My great grandmother was moving from Cleveland where she and her late husband had lived for many years. He was a civil engineer and frequently was gone from home on projects, including a railroad dock at Marquette on Lake Superior. He invented a mechanism for unloading ships. Of her journey west on a train she wrote the following about the Fort Laramie Bridge.
I deplored the conditions that nearly half my journey was enveloped in the darkness of the night; one desire was to view the old trail, where so many people had traveled thirty-five years previous to go forward to the Black Hills in search of gold, the panic of inspiration being almost equal to the old times of forty-nine when the great rush was to California for gold. Mr. S.- (Orsamus Sherwood) was at the time erecting a large bridge for the government at Fort Laramie where nearly all were obliged to cross that river, it being the Platte, and about the time the bridge was completed Colonel Crook's Army was ordered north to re-enforce Colonel Custer's, among the northern hills, but the army proper was not permitted to cross the bridge (as it was not yet accepted by the Government) but the Colonel was allowed to cross in his ambulance, he being an high officer. But their expedition was of no avail for Colonel Custer's army had been 14 massacred, almost to a man, and the news came back to Fort Laramie, very soon, that such was the case, one man escaped to bear the news of the terrible slaughter.

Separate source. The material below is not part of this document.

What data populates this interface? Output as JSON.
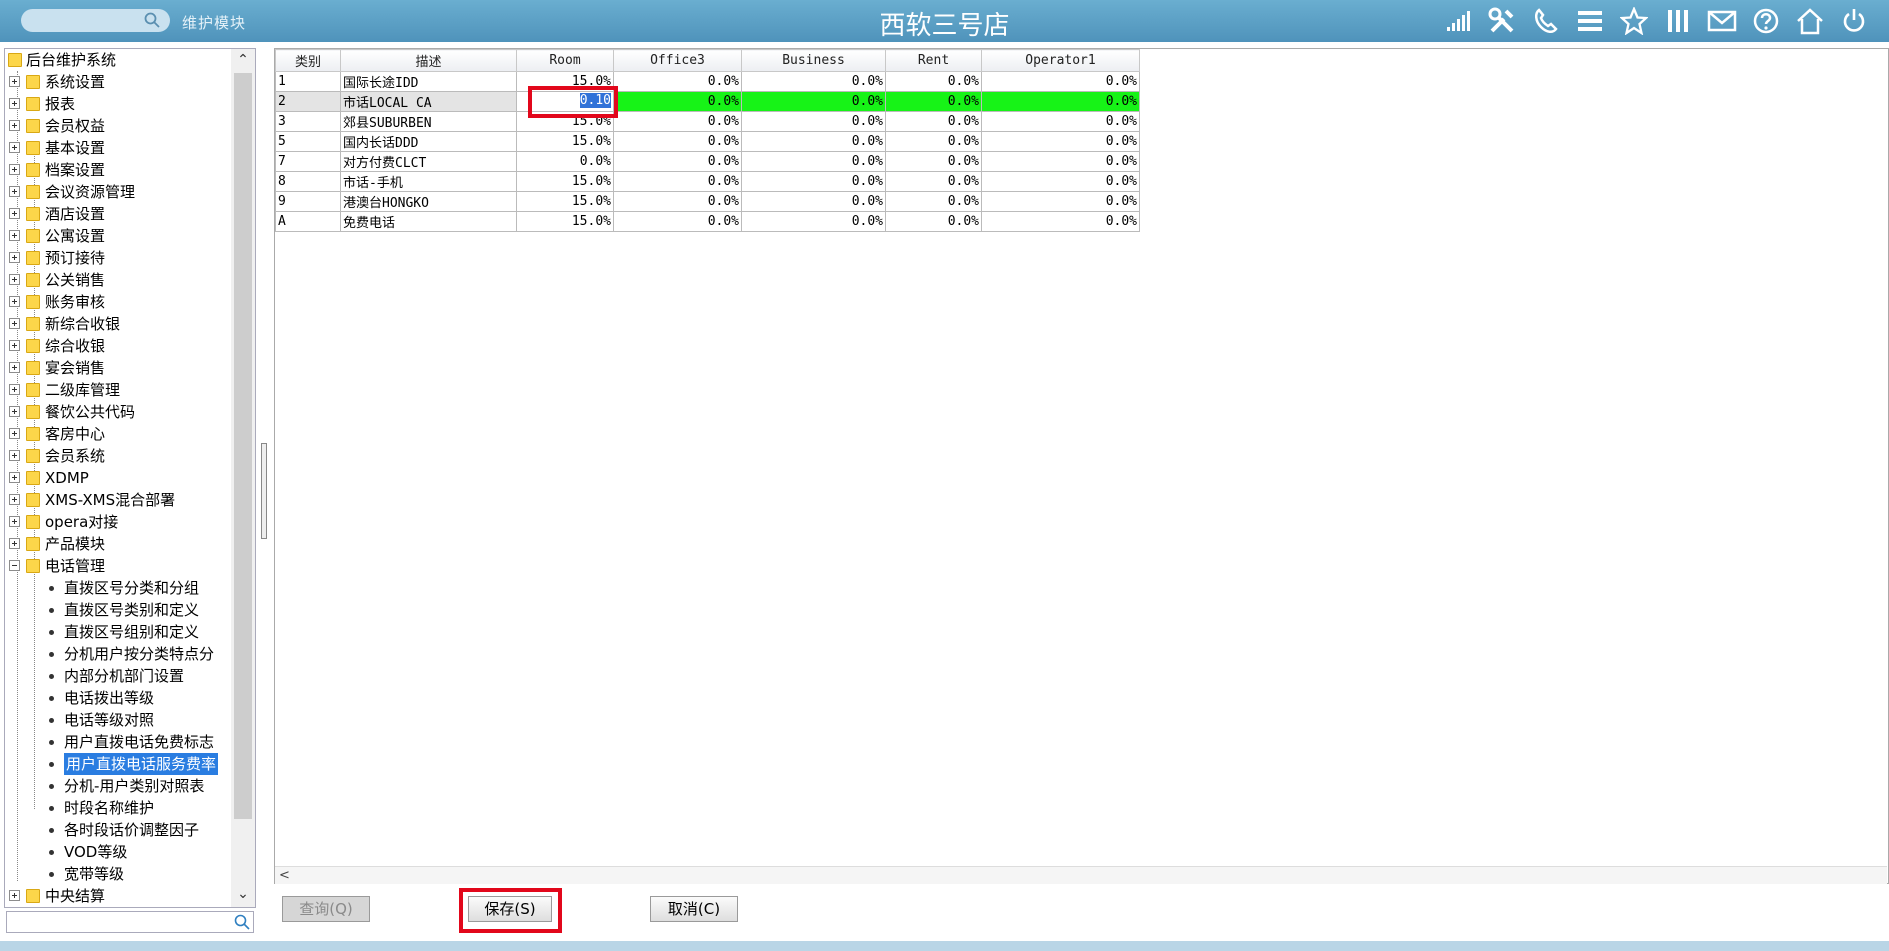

Carol: I'd definitely be interested in any information or stories about the bridge you might have.
My Great-Grandfather was the engineer on this project. Is there anyone out there that wants more information on that?
During the Federal Cavalry advance north from Fort Laramie in 1876 to attack the large Indian encampment on the Bighorn, the old Army Iron Bridge across the North Platte at Fort Laramie didn't look so nice and clean as modern pictures show it. Check out the running boards (planks) and gravel that the historic old army bridge had in the photo provided by historian Starley Talbott of Wyoming at:
https://books.google.com/books?id=tcMoFX_2B_oC&pg=PA40&dq=Fo...
This was the bridge that Generals Sherman and Custer saw.